When complete applications are submitted to NEMA, notification of the application is posted in the Kenya Gazette and newspaper. An Issuance of Records of Decision of the Authority is then within 60 days of receipt of application based upon the determination of the review made by the Access Benefit Sharing (ABS) Technical Committee of NEMA. There are three decisions that can be made by the Authority:

1. Approval - renewable access permit is for one year is granted
2. Pend Approval - the access permit processing time is paused until issues have been resolved to the satisfaction of the Authority
3. Rejection - access permit is denied due to provided reasons

== Committees of NEMA ==

=== Access Benefit Sharing (ABS) Technical Committee ===
The ABS Technical Committee is a multi-sectoral group within NEMA that provides a broad range of expertise and perspectives to contribute to fair and objective decisions. They are responsible for the decisions made regarding access permit applications and they assist in the implementation of prior informed consent, material transfer agreements, and mutually agreed terms. The composition of the ABS Technical Committee is as follows:

- Ministry of Environment and Mineral Resources (MEMR)
- National Environment Management Authority (NEMA)
- National Council for Science and Technology (NCST)
- Kenya Industrial Property Institute (KIPI)
- Kenya Wildlife Service (KWS)
- Kenya Forest Service (KFS)
- Kenya Plant Health Inspectorate Service (KEPHIS)
- Kenya Agricultural Research Institute (KARI)
- National Museums of Kenya (NMK)
- Kenya Medical Research Institute (KEMRI)
- Indigenous Information Network (IIN)

=== Kenya Private Sector Alliance (KEPSA) ===
The Kenya Private Sector Alliance (KEPSA), an umbrella organization seeking accountability for the private sector representatives within the National Environment Committee (NEC), has an environmental sector committee that is responsible for engagement with NEMA on behalf of its members.
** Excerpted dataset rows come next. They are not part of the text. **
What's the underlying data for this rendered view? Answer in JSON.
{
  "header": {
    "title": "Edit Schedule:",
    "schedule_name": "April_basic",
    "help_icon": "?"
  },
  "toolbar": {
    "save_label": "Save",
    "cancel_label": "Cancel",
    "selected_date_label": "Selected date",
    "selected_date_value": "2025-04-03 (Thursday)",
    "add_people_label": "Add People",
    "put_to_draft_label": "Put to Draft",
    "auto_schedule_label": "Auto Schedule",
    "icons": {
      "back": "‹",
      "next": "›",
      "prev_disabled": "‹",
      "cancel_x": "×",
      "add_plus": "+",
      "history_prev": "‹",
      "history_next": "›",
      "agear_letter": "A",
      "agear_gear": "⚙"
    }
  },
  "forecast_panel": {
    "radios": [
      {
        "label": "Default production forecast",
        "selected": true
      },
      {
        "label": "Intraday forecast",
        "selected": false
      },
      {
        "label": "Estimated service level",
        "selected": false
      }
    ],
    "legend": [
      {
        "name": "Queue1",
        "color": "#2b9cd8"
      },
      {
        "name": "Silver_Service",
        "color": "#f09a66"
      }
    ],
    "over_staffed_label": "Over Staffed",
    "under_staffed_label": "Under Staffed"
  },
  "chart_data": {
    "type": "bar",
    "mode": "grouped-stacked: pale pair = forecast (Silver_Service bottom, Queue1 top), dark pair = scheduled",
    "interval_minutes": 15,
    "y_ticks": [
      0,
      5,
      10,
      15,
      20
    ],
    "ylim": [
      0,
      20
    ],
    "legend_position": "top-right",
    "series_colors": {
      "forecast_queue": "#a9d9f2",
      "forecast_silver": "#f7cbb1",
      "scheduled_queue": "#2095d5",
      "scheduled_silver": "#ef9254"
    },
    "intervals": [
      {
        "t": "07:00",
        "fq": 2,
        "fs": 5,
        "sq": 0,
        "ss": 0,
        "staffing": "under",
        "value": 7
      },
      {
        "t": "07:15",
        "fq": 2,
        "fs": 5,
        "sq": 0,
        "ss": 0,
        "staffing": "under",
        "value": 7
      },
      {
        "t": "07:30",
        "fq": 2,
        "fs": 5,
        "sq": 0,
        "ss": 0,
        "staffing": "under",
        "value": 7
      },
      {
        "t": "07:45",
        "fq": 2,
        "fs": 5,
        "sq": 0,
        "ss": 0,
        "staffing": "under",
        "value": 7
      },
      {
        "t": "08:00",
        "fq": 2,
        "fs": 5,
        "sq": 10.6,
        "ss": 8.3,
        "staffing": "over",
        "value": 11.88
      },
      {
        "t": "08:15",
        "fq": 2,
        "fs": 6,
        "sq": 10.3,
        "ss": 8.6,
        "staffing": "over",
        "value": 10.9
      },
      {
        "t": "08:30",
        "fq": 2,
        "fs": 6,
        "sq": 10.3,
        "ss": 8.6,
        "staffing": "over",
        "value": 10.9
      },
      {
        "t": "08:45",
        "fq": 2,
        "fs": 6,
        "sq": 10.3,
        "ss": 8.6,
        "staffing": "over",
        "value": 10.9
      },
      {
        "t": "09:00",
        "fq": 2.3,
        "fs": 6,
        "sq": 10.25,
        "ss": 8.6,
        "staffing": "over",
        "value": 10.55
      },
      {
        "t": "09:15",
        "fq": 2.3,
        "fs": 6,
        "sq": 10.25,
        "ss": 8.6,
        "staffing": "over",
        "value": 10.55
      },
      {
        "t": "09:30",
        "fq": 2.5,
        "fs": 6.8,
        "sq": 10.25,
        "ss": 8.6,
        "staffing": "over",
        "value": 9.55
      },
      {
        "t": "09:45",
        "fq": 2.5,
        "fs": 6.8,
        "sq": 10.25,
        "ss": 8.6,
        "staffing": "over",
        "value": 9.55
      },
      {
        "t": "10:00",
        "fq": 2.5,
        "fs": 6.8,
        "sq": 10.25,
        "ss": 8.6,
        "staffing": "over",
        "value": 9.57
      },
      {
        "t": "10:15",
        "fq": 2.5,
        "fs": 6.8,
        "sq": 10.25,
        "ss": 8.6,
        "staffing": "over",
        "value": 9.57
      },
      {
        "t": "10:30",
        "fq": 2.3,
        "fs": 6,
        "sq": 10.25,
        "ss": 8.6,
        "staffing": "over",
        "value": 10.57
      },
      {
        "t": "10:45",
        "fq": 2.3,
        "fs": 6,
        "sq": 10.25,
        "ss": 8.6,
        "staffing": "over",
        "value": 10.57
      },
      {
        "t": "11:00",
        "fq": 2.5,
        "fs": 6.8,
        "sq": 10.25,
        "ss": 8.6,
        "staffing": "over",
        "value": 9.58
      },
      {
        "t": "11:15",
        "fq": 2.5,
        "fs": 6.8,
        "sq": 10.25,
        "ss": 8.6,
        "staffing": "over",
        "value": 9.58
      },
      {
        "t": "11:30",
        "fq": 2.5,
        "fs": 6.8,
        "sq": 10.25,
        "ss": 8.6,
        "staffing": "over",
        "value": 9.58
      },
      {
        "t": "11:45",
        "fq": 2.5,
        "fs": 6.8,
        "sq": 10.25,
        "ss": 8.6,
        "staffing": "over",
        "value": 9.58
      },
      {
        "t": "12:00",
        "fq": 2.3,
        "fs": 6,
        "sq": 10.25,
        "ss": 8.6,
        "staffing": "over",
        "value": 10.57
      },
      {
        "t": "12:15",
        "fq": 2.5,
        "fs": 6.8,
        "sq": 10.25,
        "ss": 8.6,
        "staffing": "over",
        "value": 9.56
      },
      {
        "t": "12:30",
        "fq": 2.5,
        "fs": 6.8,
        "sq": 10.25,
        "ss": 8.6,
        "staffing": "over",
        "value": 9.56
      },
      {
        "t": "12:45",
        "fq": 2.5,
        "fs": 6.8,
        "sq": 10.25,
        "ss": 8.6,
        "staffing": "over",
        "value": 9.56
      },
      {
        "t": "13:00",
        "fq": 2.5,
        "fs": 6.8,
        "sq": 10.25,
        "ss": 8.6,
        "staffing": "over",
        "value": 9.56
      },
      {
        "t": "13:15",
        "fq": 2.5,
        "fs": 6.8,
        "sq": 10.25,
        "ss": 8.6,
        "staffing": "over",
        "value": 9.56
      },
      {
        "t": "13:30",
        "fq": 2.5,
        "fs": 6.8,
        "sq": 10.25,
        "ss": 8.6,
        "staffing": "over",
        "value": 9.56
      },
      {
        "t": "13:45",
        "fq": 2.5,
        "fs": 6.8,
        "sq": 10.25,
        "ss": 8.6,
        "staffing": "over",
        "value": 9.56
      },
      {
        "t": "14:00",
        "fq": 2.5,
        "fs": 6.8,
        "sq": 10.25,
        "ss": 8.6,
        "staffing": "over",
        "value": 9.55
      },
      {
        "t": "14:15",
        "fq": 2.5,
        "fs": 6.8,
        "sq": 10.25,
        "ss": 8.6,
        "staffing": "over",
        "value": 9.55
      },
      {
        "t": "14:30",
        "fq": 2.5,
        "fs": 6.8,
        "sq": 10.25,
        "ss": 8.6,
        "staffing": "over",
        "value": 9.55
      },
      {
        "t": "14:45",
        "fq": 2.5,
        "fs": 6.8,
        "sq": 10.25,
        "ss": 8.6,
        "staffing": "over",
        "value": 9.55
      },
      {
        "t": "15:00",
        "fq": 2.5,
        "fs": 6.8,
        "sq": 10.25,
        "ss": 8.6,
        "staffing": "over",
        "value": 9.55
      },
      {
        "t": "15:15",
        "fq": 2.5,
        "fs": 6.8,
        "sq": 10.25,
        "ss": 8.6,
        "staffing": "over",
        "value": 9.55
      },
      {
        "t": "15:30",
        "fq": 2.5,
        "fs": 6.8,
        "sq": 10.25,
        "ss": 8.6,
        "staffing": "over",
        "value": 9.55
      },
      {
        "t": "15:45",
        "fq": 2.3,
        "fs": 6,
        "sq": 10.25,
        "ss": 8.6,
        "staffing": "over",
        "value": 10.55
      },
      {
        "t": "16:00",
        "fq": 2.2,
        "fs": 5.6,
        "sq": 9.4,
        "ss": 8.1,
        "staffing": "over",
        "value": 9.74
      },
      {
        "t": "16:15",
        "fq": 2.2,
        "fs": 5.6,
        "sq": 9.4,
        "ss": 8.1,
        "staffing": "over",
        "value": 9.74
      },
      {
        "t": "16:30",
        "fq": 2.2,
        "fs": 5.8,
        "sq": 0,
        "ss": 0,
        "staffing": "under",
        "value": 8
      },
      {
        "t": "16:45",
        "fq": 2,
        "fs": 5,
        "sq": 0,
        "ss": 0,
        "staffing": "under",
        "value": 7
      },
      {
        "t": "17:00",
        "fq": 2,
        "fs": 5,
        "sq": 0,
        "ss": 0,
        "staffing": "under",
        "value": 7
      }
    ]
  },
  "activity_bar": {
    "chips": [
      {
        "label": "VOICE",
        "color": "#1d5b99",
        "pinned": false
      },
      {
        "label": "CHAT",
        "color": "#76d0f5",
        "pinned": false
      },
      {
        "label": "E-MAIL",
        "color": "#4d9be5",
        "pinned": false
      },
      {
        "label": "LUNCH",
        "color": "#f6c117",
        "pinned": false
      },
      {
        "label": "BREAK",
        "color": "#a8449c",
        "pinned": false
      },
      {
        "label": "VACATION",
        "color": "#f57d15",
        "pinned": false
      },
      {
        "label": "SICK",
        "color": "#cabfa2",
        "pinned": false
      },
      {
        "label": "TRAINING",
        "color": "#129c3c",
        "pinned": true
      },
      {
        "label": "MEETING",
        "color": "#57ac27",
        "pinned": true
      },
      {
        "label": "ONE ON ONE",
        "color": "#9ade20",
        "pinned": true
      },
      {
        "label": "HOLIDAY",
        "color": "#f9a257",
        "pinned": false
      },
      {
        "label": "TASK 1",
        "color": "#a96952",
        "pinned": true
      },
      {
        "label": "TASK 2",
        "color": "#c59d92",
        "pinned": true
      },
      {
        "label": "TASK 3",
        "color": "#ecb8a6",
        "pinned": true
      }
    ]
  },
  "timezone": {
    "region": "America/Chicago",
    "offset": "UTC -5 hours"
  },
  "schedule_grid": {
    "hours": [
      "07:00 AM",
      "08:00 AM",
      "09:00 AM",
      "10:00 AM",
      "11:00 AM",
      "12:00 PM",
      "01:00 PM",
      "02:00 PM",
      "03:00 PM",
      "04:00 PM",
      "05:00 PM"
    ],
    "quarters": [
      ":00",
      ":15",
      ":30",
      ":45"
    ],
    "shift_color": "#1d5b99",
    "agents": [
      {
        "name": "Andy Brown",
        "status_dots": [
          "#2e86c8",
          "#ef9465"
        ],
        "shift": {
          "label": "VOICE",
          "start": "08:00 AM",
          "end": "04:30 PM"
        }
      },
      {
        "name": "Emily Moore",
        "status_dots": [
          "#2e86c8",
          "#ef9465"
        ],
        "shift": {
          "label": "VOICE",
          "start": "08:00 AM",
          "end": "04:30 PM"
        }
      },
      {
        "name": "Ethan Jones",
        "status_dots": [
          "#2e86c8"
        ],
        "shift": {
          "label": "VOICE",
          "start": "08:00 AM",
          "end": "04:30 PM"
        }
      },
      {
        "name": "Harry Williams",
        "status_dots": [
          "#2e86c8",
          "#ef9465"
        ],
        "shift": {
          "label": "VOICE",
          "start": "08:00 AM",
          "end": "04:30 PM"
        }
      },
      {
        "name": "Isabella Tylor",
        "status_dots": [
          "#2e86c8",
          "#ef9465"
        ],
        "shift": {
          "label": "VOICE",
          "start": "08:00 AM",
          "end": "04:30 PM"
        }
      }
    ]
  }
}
=== The National Environmental Tribunal (NET) ===
The National Environmental Tribunal (NET) is a judicial power that resolves disputes resulting from the administrative decisions of NEMA. The NET is responsible for training the 47 county governments of Kenya in environmental literacy, but they lack original jurisdiction. They work in cooperation with NEMA to raise environmental awareness among professional groups through workshops. The Tribunal became operational in 2002 and their fundamental role within the government was secured when they participated in the induction of the judges of the Environmental and Land Court (E&LC). The Tribunal has five members:

1. Chair - qualified as a judge if the High Court and nominated by the Judicial Service Committee
2. Advocate nominated by the Law Society of Kenya
3. Environmental lawyer from academia
4. Expert with competence in environmental management - nominated by the Minister (Cabinet Secretary)
5. Expert with competence in environmental management - nominated by the Minister (Cabinet Secretary)

== Accreditation ==
NEMA was accredited by the Green Climate Fund (GCF) in March 2016. Their entity within the GCF, ending in April 2026, is classified as micro, it meets the Category B standard for environment and social risk, and it meets the Basic and Project Management guidance standards. They use their GCF accreditation to work towards “Kenya 2030,” a plan detailing strategies of climate change action and green growth to mitigate greenhouse gas emissions by 2030. They have implemented climate change mitigation and resilience projects ranging from US$10 million to US$255 million.

NEMA has also been accredited by the Adaptation Fund since March 2012. They were re-accredited in May 2019 and May 2021.